North Africa Turns to Western Mediterranean Refineries for Bitumen Supply Stability
Supply Chain Shifts Reshape the North African Bitumen Market
The bitumen trade flow across the Mediterranean is undergoing a noticeable transformation as North African buyers increasingly shift their attention toward western Mediterranean suppliers. Countries such as Algeria and Morocco, traditionally dependent on eastern Mediterranean cargoes, are now sourcing larger volumes from Spain, Italy, and Turkey due to changing market dynamics, refinery availability, and geopolitical pressure affecting regional supply chains.
This transition reflects a broader restructuring in the global bitumen market, where supply security and price stability are becoming more important than long-standing trading patterns. Recent disruptions linked to Middle Eastern tensions and logistical uncertainty around key shipping routes have accelerated this trend and forced importers to diversify their procurement strategies.
Declining Dependence on Greek Bitumen Exports
For many years, Greek refiners played a major role in supplying bitumen to North African markets. However, import volumes from Greece dropped sharply during the first months of 2026 as buyers reduced exposure to supply risks originating in the eastern Mediterranean.
One of the major concerns for importers was the uncertainty surrounding crude oil and feedstock movements after heightened geopolitical tensions affected regional shipping activity. Concerns over vessel delays and restricted flows through strategic maritime routes created fears of tighter product availability from Greek refineries.
At the same time, operational limitations at key Greek refining facilities further reduced export attractiveness. Maintenance activities and lower production rates limited the flexibility of suppliers to provide competitive cargoes for North African destinations. Buyers in Algeria and Morocco therefore began searching for alternative origins that could guarantee more stable deliveries and better pricing structures.
Spain and Italy Gain Competitive Advantage
Western Mediterranean refiners quickly emerged as the preferred alternative for North African contractors and importers. Refineries in Spain and Italy benefited from stronger product availability, lower pricing pressure, and more flexible export programs during the first quarter of the year.
Spanish suppliers, particularly those with access to surplus inventories and softer domestic demand, were able to offer bitumen cargoes at highly competitive levels. This created attractive opportunities for Algerian buyers, who resumed purchases from Spain after a long absence from that trade route.
Italian refiners also increased shipments into North Africa as buyers prioritized reliable supply channels over traditional sourcing patterns. Competitive freight economics and shorter delivery distances further strengthened the appeal of western Mediterranean cargoes.
The pricing gap between eastern and western Mediterranean suppliers became increasingly important as crude oil and high-sulphur fuel oil values surged following regional instability.

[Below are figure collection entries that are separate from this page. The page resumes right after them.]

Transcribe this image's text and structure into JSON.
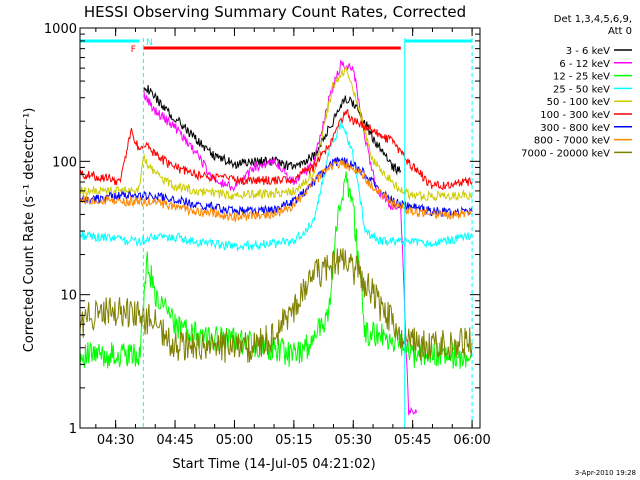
{
  "chart_data": {
    "type": "line",
    "title": "HESSI Observing Summary Count Rates, Corrected",
    "xlabel": "Start Time (14-Jul-05 04:21:02)",
    "ylabel": "Corrected Count Rate (s⁻¹ detector⁻¹)",
    "yscale": "log",
    "ylim": [
      1,
      1000
    ],
    "xlim": [
      "04:21",
      "06:02"
    ],
    "grid": false,
    "legend_position": "right-outside",
    "x_tick_labels": [
      "04:30",
      "04:45",
      "05:00",
      "05:15",
      "05:30",
      "05:45",
      "06:00"
    ],
    "y_tick_labels": [
      "1",
      "10",
      "100",
      "1000"
    ],
    "legend_header": [
      "Det 1,3,4,5,6,9,",
      "Att 0"
    ],
    "footer_date": "3-Apr-2010 19:28",
    "flags": [
      {
        "label": "N",
        "color": "#00ffff",
        "segments": [
          [
            "04:21",
            "04:36"
          ],
          [
            "05:43",
            "06:00"
          ]
        ]
      },
      {
        "label": "F",
        "color": "#ff0000",
        "segments": [
          [
            "04:37",
            "05:42"
          ]
        ]
      }
    ],
    "vertical_markers": [
      {
        "x": "04:37",
        "color": "#00ffff",
        "style": "dashed"
      },
      {
        "x": "05:43",
        "color": "#00ffff",
        "style": "solid"
      },
      {
        "x": "06:00",
        "color": "#00ffff",
        "style": "dashed"
      }
    ],
    "series": [
      {
        "name": "3 - 6 keV",
        "color": "#000000",
        "x": [
          "04:37",
          "04:40",
          "04:45",
          "04:50",
          "04:55",
          "05:00",
          "05:05",
          "05:10",
          "05:15",
          "05:20",
          "05:25",
          "05:28",
          "05:31",
          "05:35",
          "05:40",
          "05:42"
        ],
        "y": [
          380,
          300,
          210,
          150,
          110,
          95,
          100,
          100,
          90,
          110,
          200,
          300,
          250,
          150,
          90,
          85
        ]
      },
      {
        "name": "6 - 12 keV",
        "color": "#ff00ff",
        "x": [
          "04:37",
          "04:40",
          "04:45",
          "04:50",
          "04:55",
          "05:00",
          "05:05",
          "05:10",
          "05:15",
          "05:20",
          "05:24",
          "05:27",
          "05:30",
          "05:33",
          "05:36",
          "05:40",
          "05:42",
          "05:44",
          "05:46"
        ],
        "y": [
          320,
          240,
          180,
          120,
          70,
          65,
          90,
          100,
          70,
          95,
          300,
          550,
          500,
          150,
          60,
          45,
          45,
          1.3,
          1.3
        ]
      },
      {
        "name": "12 - 25 keV",
        "color": "#00ff00",
        "x": [
          "04:21",
          "04:30",
          "04:36",
          "04:38",
          "04:40",
          "04:45",
          "04:50",
          "05:00",
          "05:10",
          "05:15",
          "05:20",
          "05:24",
          "05:26",
          "05:28",
          "05:30",
          "05:33",
          "05:37",
          "05:42",
          "05:45",
          "05:50",
          "06:00"
        ],
        "y": [
          3.5,
          3.5,
          3.5,
          18,
          10,
          6,
          5,
          4.5,
          4,
          3.5,
          4.5,
          8,
          40,
          70,
          45,
          5,
          5,
          4.2,
          3.5,
          3.5,
          3.5
        ]
      },
      {
        "name": "25 - 50 keV",
        "color": "#00ffff",
        "x": [
          "04:21",
          "04:30",
          "04:36",
          "04:40",
          "04:45",
          "04:50",
          "05:00",
          "05:10",
          "05:15",
          "05:20",
          "05:24",
          "05:27",
          "05:30",
          "05:33",
          "05:37",
          "05:42",
          "05:45",
          "05:50",
          "06:00"
        ],
        "y": [
          28,
          26,
          25,
          27,
          27,
          25,
          23,
          24,
          25,
          35,
          120,
          200,
          110,
          30,
          25,
          25,
          25,
          24,
          28
        ]
      },
      {
        "name": "50 - 100 keV",
        "color": "#cccc00",
        "x": [
          "04:21",
          "04:30",
          "04:36",
          "04:37",
          "04:40",
          "04:45",
          "04:50",
          "05:00",
          "05:10",
          "05:15",
          "05:20",
          "05:25",
          "05:28",
          "05:30",
          "05:35",
          "05:42",
          "05:45",
          "05:50",
          "06:00"
        ],
        "y": [
          60,
          60,
          62,
          105,
          80,
          65,
          60,
          55,
          58,
          60,
          80,
          380,
          500,
          350,
          100,
          60,
          55,
          55,
          56
        ]
      },
      {
        "name": "100 - 300 keV",
        "color": "#ff0000",
        "x": [
          "04:21",
          "04:28",
          "04:31",
          "04:34",
          "04:36",
          "04:38",
          "04:40",
          "04:45",
          "04:50",
          "05:00",
          "05:10",
          "05:15",
          "05:20",
          "05:25",
          "05:28",
          "05:30",
          "05:35",
          "05:40",
          "05:43",
          "05:50",
          "06:00"
        ],
        "y": [
          80,
          75,
          70,
          170,
          120,
          130,
          110,
          90,
          80,
          72,
          72,
          75,
          90,
          150,
          240,
          200,
          170,
          140,
          105,
          65,
          70
        ]
      },
      {
        "name": "300 - 800 keV",
        "color": "#0000ff",
        "x": [
          "04:21",
          "04:30",
          "04:36",
          "04:40",
          "04:45",
          "04:50",
          "05:00",
          "05:10",
          "05:15",
          "05:20",
          "05:25",
          "05:28",
          "05:32",
          "05:36",
          "05:40",
          "05:45",
          "05:50",
          "06:00"
        ],
        "y": [
          50,
          55,
          55,
          55,
          52,
          48,
          42,
          43,
          50,
          70,
          100,
          100,
          85,
          65,
          50,
          45,
          42,
          42
        ]
      },
      {
        "name": "800 - 7000 keV",
        "color": "#ff8800",
        "x": [
          "04:21",
          "04:30",
          "04:36",
          "04:40",
          "04:45",
          "04:50",
          "05:00",
          "05:10",
          "05:15",
          "05:20",
          "05:25",
          "05:28",
          "05:32",
          "05:36",
          "05:40",
          "05:45",
          "05:50",
          "06:00"
        ],
        "y": [
          52,
          50,
          50,
          50,
          45,
          42,
          38,
          40,
          47,
          70,
          95,
          95,
          80,
          60,
          48,
          42,
          40,
          40
        ]
      },
      {
        "name": "7000 - 20000 keV",
        "color": "#808000",
        "x": [
          "04:21",
          "04:24",
          "04:30",
          "04:35",
          "04:37",
          "04:40",
          "04:45",
          "04:50",
          "05:00",
          "05:05",
          "05:10",
          "05:15",
          "05:20",
          "05:25",
          "05:28",
          "05:31",
          "05:35",
          "05:40",
          "05:43",
          "05:50",
          "06:00"
        ],
        "y": [
          6,
          7,
          7.5,
          7,
          6.5,
          6.5,
          4,
          4,
          4,
          4,
          5,
          8,
          14,
          17,
          17,
          15,
          10,
          6,
          4.5,
          4,
          4.5
        ]
      }
    ]
  }
}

Importers aimed to protect margins by securing lower-cost cargoes while maintaining supply continuity for infrastructure and road construction projects.
Inventory Levels Helped Buyers Delay Purchases
Another factor supporting the shift in procurement strategy was the availability of existing inventories within North African markets. Contractors in Algeria and Morocco had accumulated significant stock volumes during previous months, allowing them to temporarily reduce dependence on expensive spot purchases.
These inventory buffers provided buyers with greater flexibility during periods of market volatility. Instead of rushing into higher-priced deals, importers were able to wait for more competitive offers from western Mediterranean suppliers.
This cautious purchasing behavior reflected the broader uncertainty surrounding energy markets and regional logistics. Many companies preferred to maintain conservative buying strategies until supply conditions became clearer.
Turkish Suppliers Expand Regional Presence
Turkey has also started playing a larger role in the Mediterranean bitumen trade. Suppliers operating through the Dortyol region are now offering increased export volumes after feedstock flows connected to Iraqi Kurdistan resumed earlier this year.
The return of these flows has improved production availability and strengthened Turkey’s position as an alternative supplier for North African buyers seeking diversified sourcing options.
As demand in Algeria and Morocco is expected to rise during the coming months due to seasonal infrastructure activity, Turkish cargoes could capture a larger share of regional imports alongside Spanish and Italian material.
Market Outlook Remains Focused on Supply Security
Looking ahead, the North African bitumen market is expected to remain highly sensitive to geopolitical developments, refinery operations, and freight conditions across the Mediterranean region.
While demand for road construction and infrastructure projects is projected to increase, buyers are likely to continue prioritizing stable supply chains and competitive pricing rather than relying heavily on traditional suppliers.
This evolving trade pattern highlights how global energy disruptions can rapidly reshape regional bitumen flows. Western Mediterranean refiners currently hold a strong advantage, but ongoing market volatility means procurement strategies may continue to shift depending on refinery performance, crude availability, and transportation risks across key maritime corridors.